There’s still some debate, but hormonal birth control could help you sidestep the misery. You may need to try a few options, but your doctor can help you find the right medication. Talk with them about the symptoms you feel every month.
3. Reduces Acne
You’ve probably heard that oily foods and not washing your face can lead to more zits. The truth is, your hormones can play a big role, too. Prescriptions, face washes, and ointments can help. If you’re still struggling to get clearer skin, though, ask about hormonal birth control. Your doctor may agree it’s the next logical step to battling your blemishes.
Breakouts tend to happen when your hormones — estrogen and progesterone — go haywire. Going on birth control, however, helps your levels even out. Fewer hormone spikes mean fewer pimple pop-ups. The good news is the clearer skin tends to stick around until you go off birth control.
4. Lowers Anemia Risks
Having a period means you’ll lose blood every month. Losing too much, though, could create another health problem called anemia. Basically, your body’s iron level drops, so you can’t make enough red blood cells. You’re more likely to feel tired and weak.
The benefit of hormonal birth control here is pretty clear. It can make your periods lighter, or it could help you skip them altogether. Either way, you’re losing less blood. Your body holds on to more iron, reducing your risk for period-related anemia.
5. Takes the Edge Off Migraines
These headaches stop millions of Americans in their tracks every month. If you’re one of them, hormonal birth control could be your new best friend. Just like acne, these head pounders are linked to the same hormonal dips and spikes.
Right before your period, your estrogen and progesterone levels drop. That opens the door for some intense pain. Taking birth control stops those levels from falling too far. The more you control your hormone levels, the less discomfort you’ll likely feel.
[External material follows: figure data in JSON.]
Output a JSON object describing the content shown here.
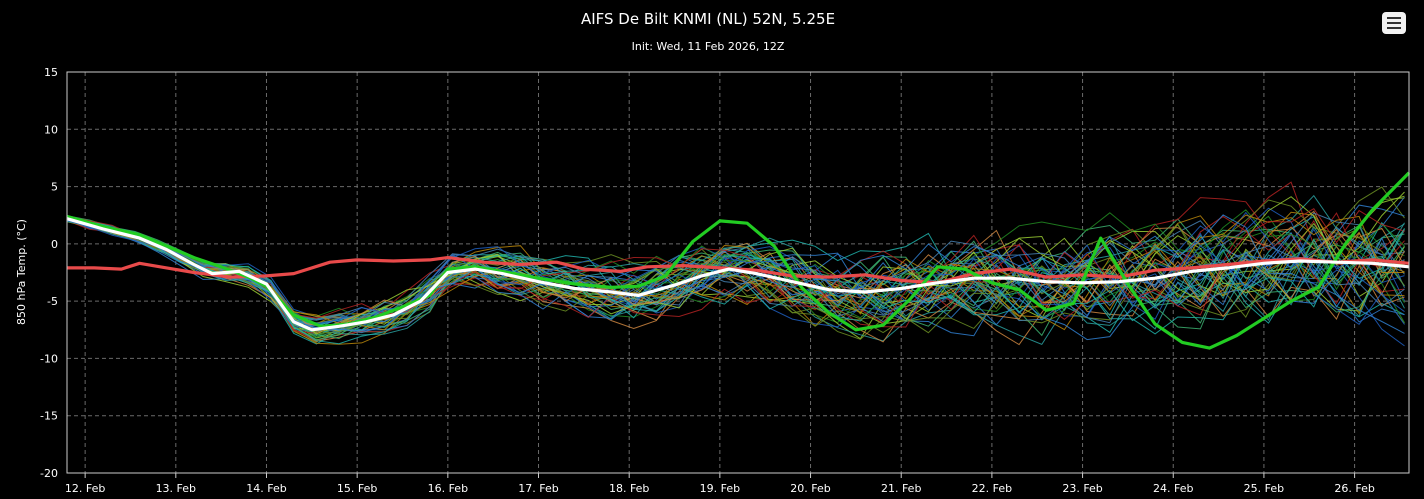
{
  "chart_data": {
    "type": "line",
    "title": "AIFS De Bilt KNMI (NL) 52N, 5.25E",
    "subtitle": "Init: Wed, 11 Feb 2026, 12Z",
    "xlabel": "",
    "ylabel": "850 hPa Temp. (°C)",
    "ylim": [
      -20,
      15
    ],
    "xlim": [
      11.8,
      26.6
    ],
    "y_ticks": [
      15,
      10,
      5,
      0,
      -5,
      -10,
      -15,
      -20
    ],
    "x_tick_values": [
      12,
      13,
      14,
      15,
      16,
      17,
      18,
      19,
      20,
      21,
      22,
      23,
      24,
      25,
      26
    ],
    "x_tick_labels": [
      "12. Feb",
      "13. Feb",
      "14. Feb",
      "15. Feb",
      "16. Feb",
      "17. Feb",
      "18. Feb",
      "19. Feb",
      "20. Feb",
      "21. Feb",
      "22. Feb",
      "23. Feb",
      "24. Feb",
      "25. Feb",
      "26. Feb"
    ],
    "grid": true,
    "member_count": 50,
    "member_colors": [
      "#1f5fbf",
      "#2f7fd0",
      "#2aa0a0",
      "#3cb371",
      "#228b22",
      "#6b8e23",
      "#9acd32",
      "#b8860b",
      "#cd853f",
      "#b22222",
      "#4682b4",
      "#20b2aa"
    ],
    "highlight_series": [
      {
        "color": "#ffffff",
        "values": [
          [
            11.8,
            2.2
          ],
          [
            12.2,
            1.3
          ],
          [
            12.6,
            0.5
          ],
          [
            12.9,
            -0.5
          ],
          [
            13.2,
            -1.8
          ],
          [
            13.4,
            -2.6
          ],
          [
            13.7,
            -2.4
          ],
          [
            14.0,
            -3.5
          ],
          [
            14.3,
            -6.8
          ],
          [
            14.5,
            -7.5
          ],
          [
            14.8,
            -7.2
          ],
          [
            15.1,
            -6.8
          ],
          [
            15.4,
            -6.2
          ],
          [
            15.7,
            -5.0
          ],
          [
            16.0,
            -2.5
          ],
          [
            16.3,
            -2.2
          ],
          [
            16.6,
            -2.6
          ],
          [
            17.0,
            -3.3
          ],
          [
            17.4,
            -3.9
          ],
          [
            17.8,
            -4.2
          ],
          [
            18.1,
            -4.5
          ],
          [
            18.5,
            -3.6
          ],
          [
            18.8,
            -2.8
          ],
          [
            19.1,
            -2.2
          ],
          [
            19.4,
            -2.6
          ],
          [
            19.8,
            -3.3
          ],
          [
            20.2,
            -4.0
          ],
          [
            20.6,
            -4.2
          ],
          [
            21.0,
            -3.9
          ],
          [
            21.4,
            -3.4
          ],
          [
            21.8,
            -3.0
          ],
          [
            22.2,
            -3.0
          ],
          [
            22.6,
            -3.3
          ],
          [
            23.0,
            -3.4
          ],
          [
            23.4,
            -3.3
          ],
          [
            23.8,
            -3.0
          ],
          [
            24.2,
            -2.4
          ],
          [
            24.6,
            -2.1
          ],
          [
            25.0,
            -1.7
          ],
          [
            25.4,
            -1.5
          ],
          [
            25.8,
            -1.6
          ],
          [
            26.2,
            -1.7
          ],
          [
            26.6,
            -2.0
          ]
        ]
      },
      {
        "color": "#e84a4a",
        "values": [
          [
            11.8,
            -2.1
          ],
          [
            12.1,
            -2.1
          ],
          [
            12.4,
            -2.2
          ],
          [
            12.6,
            -1.7
          ],
          [
            12.9,
            -2.1
          ],
          [
            13.2,
            -2.5
          ],
          [
            13.6,
            -2.9
          ],
          [
            14.0,
            -2.8
          ],
          [
            14.3,
            -2.6
          ],
          [
            14.7,
            -1.6
          ],
          [
            15.0,
            -1.4
          ],
          [
            15.4,
            -1.5
          ],
          [
            15.8,
            -1.4
          ],
          [
            16.0,
            -1.2
          ],
          [
            16.4,
            -1.6
          ],
          [
            16.8,
            -1.8
          ],
          [
            17.2,
            -1.6
          ],
          [
            17.5,
            -2.2
          ],
          [
            17.9,
            -2.4
          ],
          [
            18.2,
            -2.0
          ],
          [
            18.6,
            -1.9
          ],
          [
            19.0,
            -2.1
          ],
          [
            19.4,
            -2.3
          ],
          [
            19.8,
            -2.8
          ],
          [
            20.2,
            -2.9
          ],
          [
            20.6,
            -2.7
          ],
          [
            21.0,
            -3.2
          ],
          [
            21.4,
            -3.4
          ],
          [
            21.8,
            -2.6
          ],
          [
            22.2,
            -2.2
          ],
          [
            22.6,
            -2.9
          ],
          [
            23.0,
            -2.7
          ],
          [
            23.4,
            -2.9
          ],
          [
            23.8,
            -2.3
          ],
          [
            24.2,
            -2.1
          ],
          [
            24.6,
            -1.8
          ],
          [
            25.0,
            -1.5
          ],
          [
            25.4,
            -1.3
          ],
          [
            25.8,
            -1.6
          ],
          [
            26.2,
            -1.4
          ],
          [
            26.6,
            -1.7
          ]
        ]
      },
      {
        "color": "#22cc22",
        "values": [
          [
            11.8,
            2.4
          ],
          [
            12.2,
            1.5
          ],
          [
            12.6,
            0.8
          ],
          [
            12.9,
            -0.2
          ],
          [
            13.2,
            -1.2
          ],
          [
            13.5,
            -2.0
          ],
          [
            13.8,
            -2.9
          ],
          [
            14.0,
            -3.7
          ],
          [
            14.3,
            -6.2
          ],
          [
            14.6,
            -7.2
          ],
          [
            14.9,
            -7.0
          ],
          [
            15.2,
            -6.4
          ],
          [
            15.5,
            -5.5
          ],
          [
            15.8,
            -4.5
          ],
          [
            16.0,
            -2.2
          ],
          [
            16.3,
            -2.0
          ],
          [
            16.6,
            -2.4
          ],
          [
            17.0,
            -3.0
          ],
          [
            17.4,
            -3.5
          ],
          [
            17.8,
            -3.8
          ],
          [
            18.1,
            -3.7
          ],
          [
            18.4,
            -2.8
          ],
          [
            18.7,
            0.2
          ],
          [
            19.0,
            2.0
          ],
          [
            19.3,
            1.8
          ],
          [
            19.6,
            -0.2
          ],
          [
            19.9,
            -3.8
          ],
          [
            20.2,
            -6.0
          ],
          [
            20.5,
            -7.5
          ],
          [
            20.8,
            -7.1
          ],
          [
            21.1,
            -4.8
          ],
          [
            21.4,
            -2.0
          ],
          [
            21.7,
            -2.2
          ],
          [
            22.0,
            -3.4
          ],
          [
            22.3,
            -4.0
          ],
          [
            22.6,
            -5.8
          ],
          [
            22.9,
            -5.2
          ],
          [
            23.2,
            0.5
          ],
          [
            23.5,
            -3.5
          ],
          [
            23.8,
            -7.0
          ],
          [
            24.1,
            -8.6
          ],
          [
            24.4,
            -9.1
          ],
          [
            24.7,
            -8.0
          ],
          [
            25.0,
            -6.5
          ],
          [
            25.3,
            -5.0
          ],
          [
            25.6,
            -3.8
          ],
          [
            25.9,
            0.0
          ],
          [
            26.2,
            3.0
          ],
          [
            26.6,
            6.2
          ]
        ]
      }
    ]
  },
  "toolbar": {
    "menu_icon": "hamburger-menu-icon"
  }
}
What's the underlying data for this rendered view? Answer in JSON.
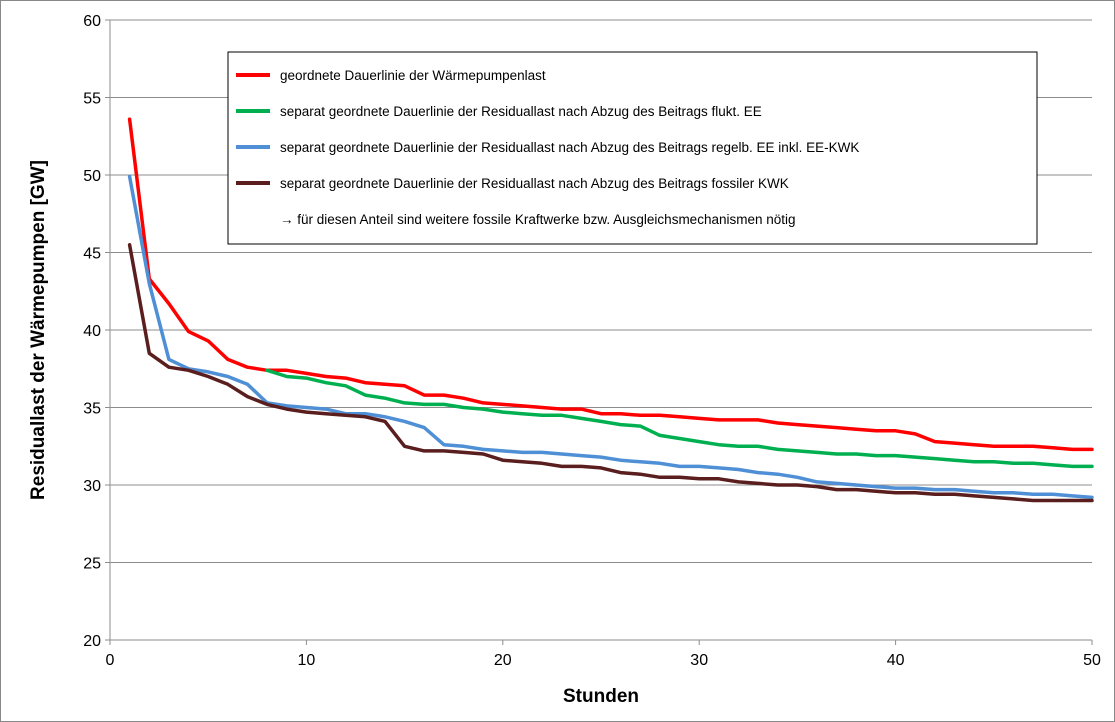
{
  "chart_data": {
    "type": "line",
    "title": "",
    "xlabel": "Stunden",
    "ylabel": "Residuallast  der Wärmepumpen [GW]",
    "xlim": [
      0,
      50
    ],
    "ylim": [
      20,
      60
    ],
    "x_ticks": [
      "0",
      "10",
      "20",
      "30",
      "40",
      "50"
    ],
    "y_ticks": [
      "20",
      "25",
      "30",
      "35",
      "40",
      "45",
      "50",
      "55",
      "60"
    ],
    "grid": "horizontal",
    "legend_position": "top-center",
    "legend_note": "→ für diesen Anteil sind weitere fossile Kraftwerke bzw. Ausgleichsmechanismen nötig",
    "x": [
      1,
      2,
      3,
      4,
      5,
      6,
      7,
      8,
      9,
      10,
      11,
      12,
      13,
      14,
      15,
      16,
      17,
      18,
      19,
      20,
      21,
      22,
      23,
      24,
      25,
      26,
      27,
      28,
      29,
      30,
      31,
      32,
      33,
      34,
      35,
      36,
      37,
      38,
      39,
      40,
      41,
      42,
      43,
      44,
      45,
      46,
      47,
      48,
      49,
      50
    ],
    "series": [
      {
        "name": "geordnete Dauerlinie der Wärmepumpenlast",
        "color": "#ff0000",
        "values": [
          53.6,
          43.3,
          41.7,
          39.9,
          39.3,
          38.1,
          37.6,
          37.4,
          37.4,
          37.2,
          37.0,
          36.9,
          36.6,
          36.5,
          36.4,
          35.8,
          35.8,
          35.6,
          35.3,
          35.2,
          35.1,
          35.0,
          34.9,
          34.9,
          34.6,
          34.6,
          34.5,
          34.5,
          34.4,
          34.3,
          34.2,
          34.2,
          34.2,
          34.0,
          33.9,
          33.8,
          33.7,
          33.6,
          33.5,
          33.5,
          33.3,
          32.8,
          32.7,
          32.6,
          32.5,
          32.5,
          32.5,
          32.4,
          32.3,
          32.3
        ]
      },
      {
        "name": "separat geordnete Dauerlinie der Residuallast nach Abzug des Beitrags flukt. EE",
        "color": "#00b050",
        "values": [
          null,
          null,
          null,
          null,
          null,
          null,
          null,
          37.4,
          37.0,
          36.9,
          36.6,
          36.4,
          35.8,
          35.6,
          35.3,
          35.2,
          35.2,
          35.0,
          34.9,
          34.7,
          34.6,
          34.5,
          34.5,
          34.3,
          34.1,
          33.9,
          33.8,
          33.2,
          33.0,
          32.8,
          32.6,
          32.5,
          32.5,
          32.3,
          32.2,
          32.1,
          32.0,
          32.0,
          31.9,
          31.9,
          31.8,
          31.7,
          31.6,
          31.5,
          31.5,
          31.4,
          31.4,
          31.3,
          31.2,
          31.2
        ]
      },
      {
        "name": "separat geordnete Dauerlinie der Residuallast nach Abzug des Beitrags regelb. EE inkl. EE-KWK",
        "color": "#4f8fd6",
        "values": [
          49.9,
          43.0,
          38.1,
          37.5,
          37.3,
          37.0,
          36.5,
          35.3,
          35.1,
          35.0,
          34.9,
          34.6,
          34.6,
          34.4,
          34.1,
          33.7,
          32.6,
          32.5,
          32.3,
          32.2,
          32.1,
          32.1,
          32.0,
          31.9,
          31.8,
          31.6,
          31.5,
          31.4,
          31.2,
          31.2,
          31.1,
          31.0,
          30.8,
          30.7,
          30.5,
          30.2,
          30.1,
          30.0,
          29.9,
          29.8,
          29.8,
          29.7,
          29.7,
          29.6,
          29.5,
          29.5,
          29.4,
          29.4,
          29.3,
          29.2
        ]
      },
      {
        "name": "separat geordnete Dauerlinie der Residuallast nach Abzug des Beitrags fossiler KWK",
        "color": "#5a1e1e",
        "values": [
          45.5,
          38.5,
          37.6,
          37.4,
          37.0,
          36.5,
          35.7,
          35.2,
          34.9,
          34.7,
          34.6,
          34.5,
          34.4,
          34.1,
          32.5,
          32.2,
          32.2,
          32.1,
          32.0,
          31.6,
          31.5,
          31.4,
          31.2,
          31.2,
          31.1,
          30.8,
          30.7,
          30.5,
          30.5,
          30.4,
          30.4,
          30.2,
          30.1,
          30.0,
          30.0,
          29.9,
          29.7,
          29.7,
          29.6,
          29.5,
          29.5,
          29.4,
          29.4,
          29.3,
          29.2,
          29.1,
          29.0,
          29.0,
          29.0,
          29.0
        ]
      }
    ]
  }
}
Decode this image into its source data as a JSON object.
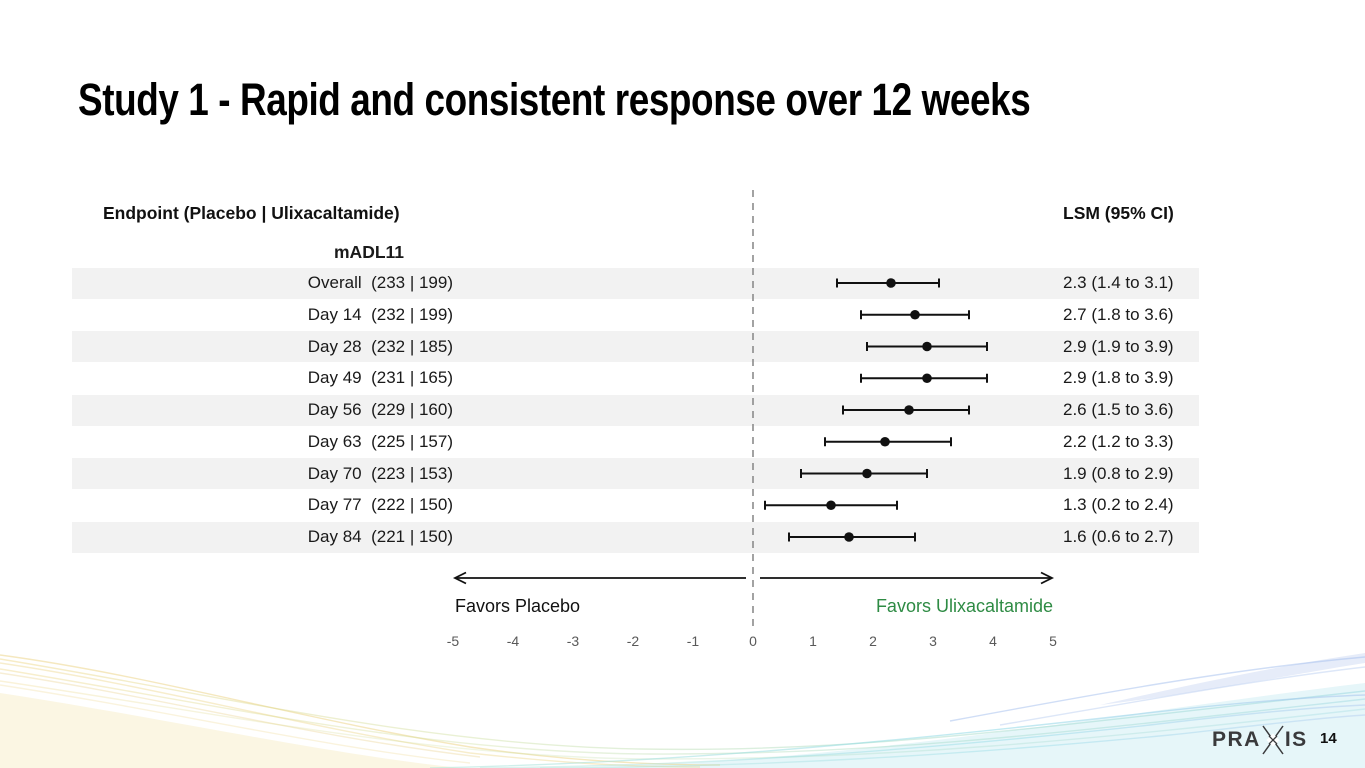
{
  "slide": {
    "title": "Study 1 - Rapid and consistent response over 12 weeks",
    "page_number": "14",
    "logo": {
      "left": "PRA",
      "right": "IS"
    }
  },
  "chart_data": {
    "type": "forest",
    "title": "Study 1 - Rapid and consistent response over 12 weeks",
    "left_header": "Endpoint (Placebo | Ulixacaltamide)",
    "right_header": "LSM (95% CI)",
    "group_label": "mADL11",
    "rows": [
      {
        "label": "Overall",
        "counts": "(233 | 199)",
        "lsm": 2.3,
        "ci_low": 1.4,
        "ci_high": 3.1,
        "ci_text": "2.3 (1.4 to 3.1)"
      },
      {
        "label": "Day 14",
        "counts": "(232 | 199)",
        "lsm": 2.7,
        "ci_low": 1.8,
        "ci_high": 3.6,
        "ci_text": "2.7 (1.8 to 3.6)"
      },
      {
        "label": "Day 28",
        "counts": "(232 | 185)",
        "lsm": 2.9,
        "ci_low": 1.9,
        "ci_high": 3.9,
        "ci_text": "2.9 (1.9 to 3.9)"
      },
      {
        "label": "Day 49",
        "counts": "(231 | 165)",
        "lsm": 2.9,
        "ci_low": 1.8,
        "ci_high": 3.9,
        "ci_text": "2.9 (1.8 to 3.9)"
      },
      {
        "label": "Day 56",
        "counts": "(229 | 160)",
        "lsm": 2.6,
        "ci_low": 1.5,
        "ci_high": 3.6,
        "ci_text": "2.6 (1.5 to 3.6)"
      },
      {
        "label": "Day 63",
        "counts": "(225 | 157)",
        "lsm": 2.2,
        "ci_low": 1.2,
        "ci_high": 3.3,
        "ci_text": "2.2 (1.2 to 3.3)"
      },
      {
        "label": "Day 70",
        "counts": "(223 | 153)",
        "lsm": 1.9,
        "ci_low": 0.8,
        "ci_high": 2.9,
        "ci_text": "1.9 (0.8 to 2.9)"
      },
      {
        "label": "Day 77",
        "counts": "(222 | 150)",
        "lsm": 1.3,
        "ci_low": 0.2,
        "ci_high": 2.4,
        "ci_text": "1.3 (0.2 to 2.4)"
      },
      {
        "label": "Day 84",
        "counts": "(221 | 150)",
        "lsm": 1.6,
        "ci_low": 0.6,
        "ci_high": 2.7,
        "ci_text": "1.6 (0.6 to 2.7)"
      }
    ],
    "axis": {
      "min": -5,
      "max": 5,
      "ticks": [
        -5,
        -4,
        -3,
        -2,
        -1,
        0,
        1,
        2,
        3,
        4,
        5
      ],
      "reference_line": 0,
      "grid": false
    },
    "favors_left_label": "Favors Placebo",
    "favors_right_label": "Favors Ulixacaltamide",
    "favors_right_color": "#2e8b44",
    "marker_color": "#111111",
    "band_color": "#f2f2f2",
    "tick_color": "#595959",
    "reference_line_color": "#8c8c8c"
  }
}
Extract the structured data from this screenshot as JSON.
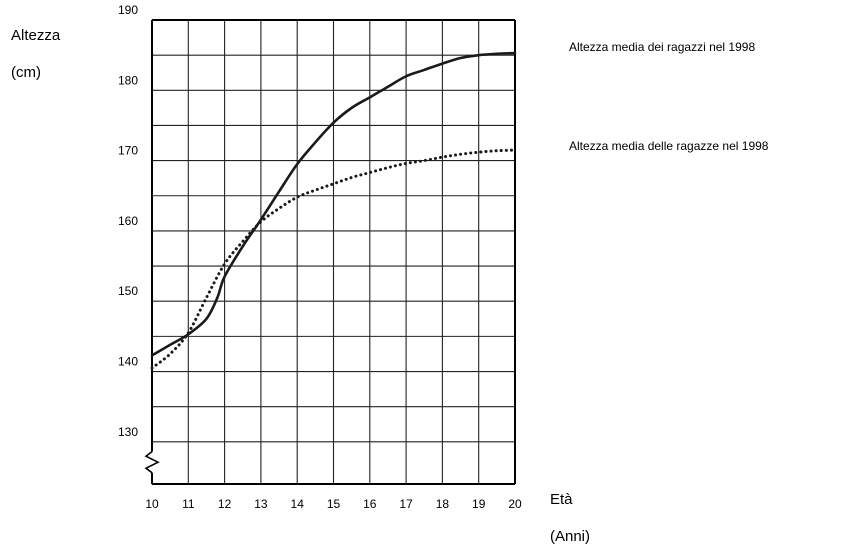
{
  "chart_data": {
    "type": "line",
    "title": "",
    "ylabel": "Altezza",
    "ylabel_unit": "(cm)",
    "xlabel": "Età",
    "xlabel_unit": "(Anni)",
    "xlim": [
      10,
      20
    ],
    "ylim": [
      124,
      190
    ],
    "y_axis_break": true,
    "grid": true,
    "legend_placement": "right",
    "x_ticks": [
      "10",
      "11",
      "12",
      "13",
      "14",
      "15",
      "16",
      "17",
      "18",
      "19",
      "20"
    ],
    "y_ticks": [
      {
        "value": 190,
        "label": "190"
      },
      {
        "value": 180,
        "label": "180"
      },
      {
        "value": 170,
        "label": "170"
      },
      {
        "value": 160,
        "label": "160"
      },
      {
        "value": 150,
        "label": "150"
      },
      {
        "value": 140,
        "label": "140"
      },
      {
        "value": 130,
        "label": "130"
      }
    ],
    "series": [
      {
        "name": "Altezza media dei ragazzi nel 1998",
        "style": "solid",
        "color": "#1a1a1a",
        "x": [
          10,
          10.5,
          11,
          11.5,
          11.8,
          12,
          12.5,
          13,
          13.5,
          14,
          14.5,
          15,
          15.5,
          16,
          16.5,
          17,
          17.5,
          18,
          18.5,
          19,
          19.5,
          20
        ],
        "y": [
          142.3,
          143.8,
          145.3,
          147.5,
          150.5,
          153.5,
          157.8,
          161.6,
          165.6,
          169.5,
          172.6,
          175.4,
          177.5,
          179.0,
          180.5,
          182.0,
          182.9,
          183.8,
          184.6,
          185.0,
          185.2,
          185.3
        ]
      },
      {
        "name": "Altezza media delle ragazze nel 1998",
        "style": "dotted",
        "color": "#1a1a1a",
        "x": [
          10,
          10.5,
          11,
          11.5,
          12,
          12.5,
          13,
          13.5,
          14,
          14.5,
          15,
          15.5,
          16,
          16.5,
          17,
          17.5,
          18,
          18.5,
          19,
          19.5,
          20
        ],
        "y": [
          140.5,
          142.5,
          145.5,
          150.5,
          155.3,
          158.5,
          161.3,
          163.2,
          164.8,
          165.8,
          166.7,
          167.6,
          168.3,
          169.0,
          169.6,
          170.0,
          170.5,
          170.9,
          171.2,
          171.4,
          171.5
        ]
      }
    ]
  }
}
If you get migraines, don’t start taking hormonal birth control without talking to your doctor, however. Some options increase your risk for stroke. A professional can help you find the safest alternative.
6. Helps With Ovarian Cysts and Endometriosis
Have you been diagnosed with polycystic ovary syndrome (PCOS) or endometriosis? If so, you know those conditions can be extremely painful.
With PCOS you can develop multiple ovarian cysts. They’re not dangerous, but they can cause significant discomfort. Endometriosis happens when your body doesn’t get rid of the tissue that usually bleeds during your period, causing inflammation and severe pain.
In these cases, hormonal birth control stops ovulation. That means you’ll skip your period. You’ll bleed less and have less endometrial pain. Keeping your hormone levels under control also prevents any new cyst growth and stops old ones from coming back.
7. Minimizes Some Cancer Risks
Thinking about cancer can be terrifying. Chances are you’ve heard taking hormonal birth control bumps up your risk. In reality, taking birth control can be both good and bad when you’re dealing with cancer. It’s a bit of a toss-up, especially with IUDs and pills.
You’ll ovulate less and release fewer hormones. That reduces your ovarian cancer risk by about half. Your uterine cancer risk drops for roughly four years, too. The great news is the benefits can stick around for decades.
Here’s the downside. Hormonal birth control kicks up your risk for breast and cervical cancer. The increase is temporary, however. Your risk typically falls back to normal five years after you quit taking the pill.
Hormonal birth control has a long-standing reputation for preventing or delaying parenthood. While you’re taking it, these effects are great additional perks to enjoy. If you didn’t know about them, start paying attention to see if you notice the benefits. If you’re not taking birth control yet, and struggle with any of these problems, it may be worth considering.